/*
* This file is part of JGAP.
*
* JGAP offers a dual license model containing the LGPL as well as the MPL.
*
* For licensing information please see the file license.txt included with JGAP
* or have a look at the top of class org.jgap.Chromosome which representatively
* includes the JGAP license policy applicable for any file delivered with JGAP.
*/
package org.jgap.impl;
import java.util.*;
import org.jgap.*;
/**
* Takes away the fitness offset of the population to evolve.
* The fitness function values of the population of {@link org.jgap.IChromosome}
* instances will start from a minimum of 1 afterwards.
* </p>
* <p>
* The removal of an offset in the fitness values of a population strengthens
* the "survival of the fittest" effect of a selector that performs selection
* upon fitness values. A high offset in the fitness values of a population
* lowers the relative difference between the fitness values of the Chromosomes
* in a population.
* </p>
* <h3>Example of applicability</h3>
* <p>
* You are optimizing a black box with <i>n</i> parameters that are mapped
* to {@link org.jgap.IChromosome} instances each having <i>n</i>
* {@link org.jgap.Gene} instances.<br>
* You want to minimize the answer time of the black box and provide
* a {@link org.jgap.FitnessFunction#evaluate(org.jgap.IChromosome)}
* that takes the genes out of the chromosome, put's it's
* {@link org.jgap.Gene#getAllele()}
* values to the parameters and measures the answer time of the black box
* (by invoking it's service to optimize). <br>
* The longer the time takes, the worse it's fitness is, so you have to
* invert the measured times to fitness values:
* <a name="bboptimizer"/>
* <pre>
* <font color="#0011EE">
* class BlackBoxOptimizer extends org.jgap.FitnessFunction{
* private BlackBox bbox;
* <font color="#999999">//Additional code: constructors</font>
* <font color="#999999">...</font>
* public double evaluate(org.jgap.IChromosome chromosome){
* double fitness = 0;
* <font color="#999999">// get the Gene[] & put the parameters into the box.
* ...
* </font>
* long duration = System.currentTimeMillis();
* <font color="#999999">
* // You certainly will use an advanced StopWatch...</font>
* this.bbox.service();
* <font color="#999999">// The black boxes service to optimize.</font>
* duration = System.currentTimeMillis()-duration;
* <font color="#999999">// transform the time into fitness value:</font>
* fitness = double.MAX_VALUE - (double)duration;
* return fitness;
* }
* }
* </font>
* </pre>
* </p>
* <p>
* <h4>We might get the following results (each row stands for a Chromosome,
* the table is a population):</h4>
* <table border="1">
* <tr align="left" valign="top">
* <th>
* duration
* </th>
* <th>
* fitness
* </th>
* <th>
* piece of fitness cake
* </th>
* </tr>
* <tr align="left" valign="top">
* <td>
* 2000
* </td>
* <td>
* 9218868437227403311
* </td>
* <td>
* 33.333333333333336949106088992532 %
* </td>
* </tr>
* <tr align="left" valign="top">
* <td>
* 3000
* </td>
* <td>
* 9218868437227402311
* </td>
* <td>
* 33.333333333333333333333333333333 %
* </td>
* </tr>
* <tr align="left" valign="top">
* <td>
* 4000
* </td>
* <td>
* 9218868437227401311
* </td>
* <td>
* 33.333333333333329717560577674135 %
* </td>
* </tr>
* </table>
* </p>
* <p>
* If any {@link org.jgap.NaturalSelector} performs selection based upon the
* fitness values, it will have to put those values in relation to each other.

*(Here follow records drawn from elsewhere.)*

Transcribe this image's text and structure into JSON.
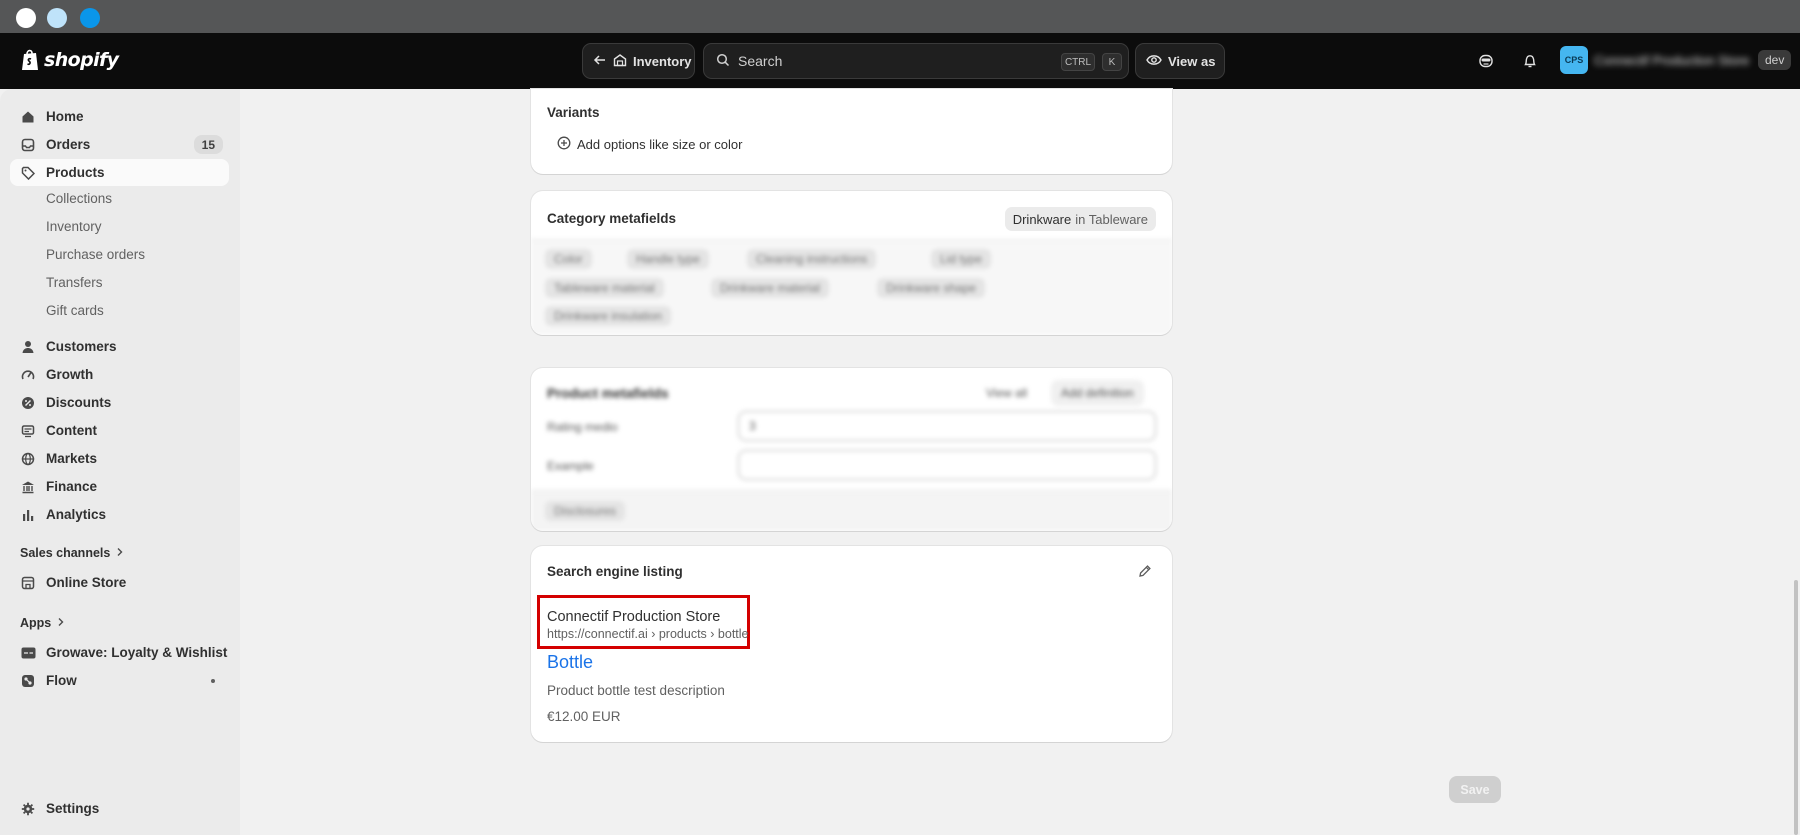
{
  "topbar": {
    "brand": "shopify",
    "back_label": "Inventory",
    "search_placeholder": "Search",
    "search_shortcut_1": "CTRL",
    "search_shortcut_2": "K",
    "view_as_label": "View as",
    "store_initials": "CPS",
    "store_name": "Connectif Production Store",
    "env_badge": "dev"
  },
  "sidebar": {
    "items": [
      {
        "label": "Home",
        "icon": "home-icon"
      },
      {
        "label": "Orders",
        "icon": "inbox-icon",
        "badge": "15"
      },
      {
        "label": "Products",
        "icon": "tag-icon",
        "active": true
      }
    ],
    "product_subitems": [
      "Collections",
      "Inventory",
      "Purchase orders",
      "Transfers",
      "Gift cards"
    ],
    "more_items": [
      {
        "label": "Customers",
        "icon": "person-icon"
      },
      {
        "label": "Growth",
        "icon": "gauge-icon"
      },
      {
        "label": "Discounts",
        "icon": "discount-icon"
      },
      {
        "label": "Content",
        "icon": "content-icon"
      },
      {
        "label": "Markets",
        "icon": "globe-icon"
      },
      {
        "label": "Finance",
        "icon": "bank-icon"
      },
      {
        "label": "Analytics",
        "icon": "bar-chart-icon"
      }
    ],
    "sales_channels_label": "Sales channels",
    "online_store_label": "Online Store",
    "apps_label": "Apps",
    "apps": [
      {
        "label": "Growave: Loyalty & Wishlist",
        "icon": "growave-icon"
      },
      {
        "label": "Flow",
        "icon": "flow-icon"
      }
    ],
    "settings_label": "Settings"
  },
  "variants": {
    "title": "Variants",
    "add_options_label": "Add options like size or color"
  },
  "category_metafields": {
    "title": "Category metafields",
    "category": "Drinkware",
    "category_in": "in Tableware",
    "chips": [
      "Color",
      "Handle type",
      "Cleaning instructions",
      "Lid type",
      "Tableware material",
      "Drinkware material",
      "Drinkware shape",
      "Drinkware insulation"
    ]
  },
  "product_metafields": {
    "title": "Product metafields",
    "view_all_label": "View all",
    "add_definition_label": "Add definition",
    "fields": [
      {
        "label": "Rating medio",
        "value": "3"
      },
      {
        "label": "Example",
        "value": ""
      }
    ],
    "footer_chip": "Disclosures"
  },
  "seo": {
    "title": "Search engine listing",
    "store_name": "Connectif Production Store",
    "url": "https://connectif.ai › products › bottle",
    "page_title": "Bottle",
    "description": "Product bottle test description",
    "price": "€12.00 EUR"
  },
  "footer": {
    "save_label": "Save"
  },
  "colors": {
    "link_blue": "#1a73e8",
    "highlight_red": "#d40000",
    "avatar_blue": "#45b6f0"
  }
}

* As a fact, the probability to select the Chromosome that contained the black
* box parameters that caused an answer time of 4000 ms is "equal" to the
* probability to select the Chromosome that caused a black box answer time to
* be 2000 ms!
* </p>
* <p>
* Of course one could work around that problem by replacing the
* <tt>Integer.MAX_VALUE</tt> transformation by a fixed maximum value the black
* box would need for the service.
* But what, if you have no guaranteed maximum answer time for the service of
* the black box ?
* Even if you have got one, it will be chosen sufficently high above the
* average answer time thus letting your fitness function return values with a
* high offset in the fitness.
* </p>
* <p>
* <h4>This is, what happens, if you use this instance for fitness
* evaluation:</h4>
* <table border="1">
* <tr align="left" valign="top">
* <th>
* duration
* </th>
* <th>
* fitness
* </th>
* <th>
* piece of fitness cake
* </th>
* </tr>
* <tr align="left" valign="top">
* <td>
* 2000
* </td>
* <td>
* 2001
* </td>
* <td>
* 66.63 %
* </td>
* </tr>
* <tr align="left" valign="top">
* <td>
* 3000
* </td>
* <td>
* 1001
* </td>
* <td>
* 33.33 %
* </td>
* </tr>
* <tr align="left" valign="top">
* <td>
* 4000
* </td>
* <td>
* 1
* </td>
* <td>
* 0.03 %
* </td>
* </tr>
* </table>
* </p>
* <h3>Example of usage</h3>
*
* <p>
* This example shows how to use this instance for cutting fitness offsets.
* It is the same example as used <a href="#bboptimizer">above</a>.
* <pre>
* <font color="#0011EE">
* class BlackBoxOptimizer extends org.jgap.FitnessFunction{
* <font color="#999999">// Additional code: constructors
* ...</font>
* public double evaluate(org.jgap.IChromosome chromosome){
* <font color="#999999">.... // As shown above.</font>
* }
*
* public void startOptimization(org.jgap.Configuration gaConf)
* throws InvalidConfigurationException{
* <font color="#999999">
* // The given Configuration may be preconfigured with
* // NaturalSelector & GeneticOperator instances,.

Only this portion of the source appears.